The impact of artificial intelligence and automation on frauds
Historically, social engineering campaigns required planning, time, and a certain degree of manual customization. However, the large-scale adoption of generative language models (LLMs) has completely changed this scenario.
Today, with automated tools based on generative AI, criminals can create and launch phishing campaigns in minutes. Well-written texts, which previously required fluency or time to be developed, are now automatically generated with a high degree of sophistication. As a result, the volume and frequency of these attacks increased alarmingly.

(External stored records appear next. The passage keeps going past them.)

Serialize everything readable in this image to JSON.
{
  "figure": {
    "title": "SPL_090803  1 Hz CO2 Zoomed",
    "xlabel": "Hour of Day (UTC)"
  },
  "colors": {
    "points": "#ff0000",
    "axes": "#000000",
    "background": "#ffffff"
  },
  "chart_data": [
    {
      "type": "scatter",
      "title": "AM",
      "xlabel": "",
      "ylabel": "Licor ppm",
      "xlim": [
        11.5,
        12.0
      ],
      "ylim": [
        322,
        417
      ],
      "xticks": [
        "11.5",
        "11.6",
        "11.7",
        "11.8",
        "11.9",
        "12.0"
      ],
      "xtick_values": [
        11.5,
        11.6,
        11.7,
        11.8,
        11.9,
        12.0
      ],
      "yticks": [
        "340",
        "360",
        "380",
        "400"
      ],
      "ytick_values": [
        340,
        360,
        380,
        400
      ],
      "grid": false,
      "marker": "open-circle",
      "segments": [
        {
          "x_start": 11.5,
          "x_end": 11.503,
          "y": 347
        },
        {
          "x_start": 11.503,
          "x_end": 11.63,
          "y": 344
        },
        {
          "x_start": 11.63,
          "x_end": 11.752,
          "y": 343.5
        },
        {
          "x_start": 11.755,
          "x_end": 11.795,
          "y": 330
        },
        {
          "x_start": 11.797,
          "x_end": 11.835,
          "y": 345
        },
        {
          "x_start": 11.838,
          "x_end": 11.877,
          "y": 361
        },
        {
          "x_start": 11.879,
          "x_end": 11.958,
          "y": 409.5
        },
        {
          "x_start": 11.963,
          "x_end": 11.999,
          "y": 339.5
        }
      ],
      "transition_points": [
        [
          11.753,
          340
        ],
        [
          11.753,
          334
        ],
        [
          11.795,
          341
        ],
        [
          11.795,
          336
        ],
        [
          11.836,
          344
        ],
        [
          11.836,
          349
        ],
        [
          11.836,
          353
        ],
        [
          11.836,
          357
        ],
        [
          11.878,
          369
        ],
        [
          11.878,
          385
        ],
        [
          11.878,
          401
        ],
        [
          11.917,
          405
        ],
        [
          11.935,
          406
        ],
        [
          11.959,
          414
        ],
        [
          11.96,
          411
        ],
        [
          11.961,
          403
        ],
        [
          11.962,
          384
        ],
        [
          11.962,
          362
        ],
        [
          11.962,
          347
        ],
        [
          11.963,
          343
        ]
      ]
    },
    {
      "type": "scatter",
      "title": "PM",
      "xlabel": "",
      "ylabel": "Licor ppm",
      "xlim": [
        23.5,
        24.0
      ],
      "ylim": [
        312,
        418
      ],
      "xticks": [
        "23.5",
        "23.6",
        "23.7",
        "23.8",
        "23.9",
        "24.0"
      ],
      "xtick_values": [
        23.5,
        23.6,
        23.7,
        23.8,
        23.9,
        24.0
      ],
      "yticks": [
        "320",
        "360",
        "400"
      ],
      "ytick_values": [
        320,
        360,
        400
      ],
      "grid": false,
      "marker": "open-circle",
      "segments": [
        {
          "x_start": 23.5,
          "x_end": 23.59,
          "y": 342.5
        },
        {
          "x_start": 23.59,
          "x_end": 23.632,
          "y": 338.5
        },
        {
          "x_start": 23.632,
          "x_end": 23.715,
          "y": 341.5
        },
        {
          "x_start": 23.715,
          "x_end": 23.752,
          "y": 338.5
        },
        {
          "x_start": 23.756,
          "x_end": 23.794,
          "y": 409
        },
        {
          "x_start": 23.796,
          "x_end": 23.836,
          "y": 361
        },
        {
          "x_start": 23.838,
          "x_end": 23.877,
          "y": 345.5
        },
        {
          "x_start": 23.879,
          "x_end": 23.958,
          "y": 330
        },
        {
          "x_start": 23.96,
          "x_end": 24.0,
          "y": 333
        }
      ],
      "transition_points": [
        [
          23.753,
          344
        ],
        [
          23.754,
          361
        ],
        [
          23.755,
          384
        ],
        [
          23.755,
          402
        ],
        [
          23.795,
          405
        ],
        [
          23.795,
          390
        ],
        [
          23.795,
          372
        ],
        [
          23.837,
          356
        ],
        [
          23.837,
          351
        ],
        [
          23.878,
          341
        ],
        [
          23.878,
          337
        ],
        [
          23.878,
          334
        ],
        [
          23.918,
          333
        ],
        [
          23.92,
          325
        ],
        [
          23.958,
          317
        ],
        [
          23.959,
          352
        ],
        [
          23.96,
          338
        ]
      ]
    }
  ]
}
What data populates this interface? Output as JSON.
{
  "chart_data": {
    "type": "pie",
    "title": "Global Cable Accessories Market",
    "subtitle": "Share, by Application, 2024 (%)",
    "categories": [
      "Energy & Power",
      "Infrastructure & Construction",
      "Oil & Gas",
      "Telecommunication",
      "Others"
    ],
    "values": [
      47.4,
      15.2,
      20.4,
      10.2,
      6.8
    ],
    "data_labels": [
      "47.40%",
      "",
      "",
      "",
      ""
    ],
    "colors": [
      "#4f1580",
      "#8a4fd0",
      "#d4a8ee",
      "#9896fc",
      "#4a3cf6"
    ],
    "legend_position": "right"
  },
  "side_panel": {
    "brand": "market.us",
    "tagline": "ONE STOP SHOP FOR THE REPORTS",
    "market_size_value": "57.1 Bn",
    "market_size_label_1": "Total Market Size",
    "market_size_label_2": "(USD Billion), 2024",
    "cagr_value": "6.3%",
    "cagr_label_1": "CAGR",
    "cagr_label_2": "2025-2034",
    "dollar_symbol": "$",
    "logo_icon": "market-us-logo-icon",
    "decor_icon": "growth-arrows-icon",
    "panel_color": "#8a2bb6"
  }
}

This growth reflects not only the increased reach of fraudulent campaigns but also the effectiveness of new AI-based and automation techniques.
Those who think that phishing, smishing, and vishing are risks exclusive to individual consumers are mistaken. Companies are also frequent victims of these scams, especially when corporate credentials are exposed on the dark web. According to an analysis by Nethone, scammers can acquire leaked employee data, gaining privileged access to internal systems and sensitive databases.
From there, they make subtle moves: they study the company's purchasing or operational behavior, create interactions with technical or commercial support, and gradually manipulate internal processes to carry out fraudulent transactions without raising immediate suspicion. This practice compromises not only the security of the organization but also the trust relationship with clients and partners.
How to protect yourself from these threats?
Protection against phishing, smishing, and vishing involves a combination of technology, processes, and awareness.
Education and awareness:The first line of defense is always the person. Both companies and users need to be educated to recognize common signs of these scams, such as spelling errors, excessive urgency in messages, requests for sensitive information, and unusual communication channels.
Multifactor Authentication (MFA):Even if the credentials are compromised, the use of multiple authentication layers makes unauthorized access more difficult.
Credential Monitoring:Tools that monitor credential exposure on the dark web are essential for quickly alerting companies and individuals about leaks.
AI-Based Fraud Detection Systems:Just like criminals, companies need to resort to artificial intelligence to detect abnormal behavior patterns that indicate possible invasions or fraud attempts.
In times when trust is a valuable currency, protecting credentials and maintaining a vigilant stance are essential to preserve the digital integrity of individuals and companies.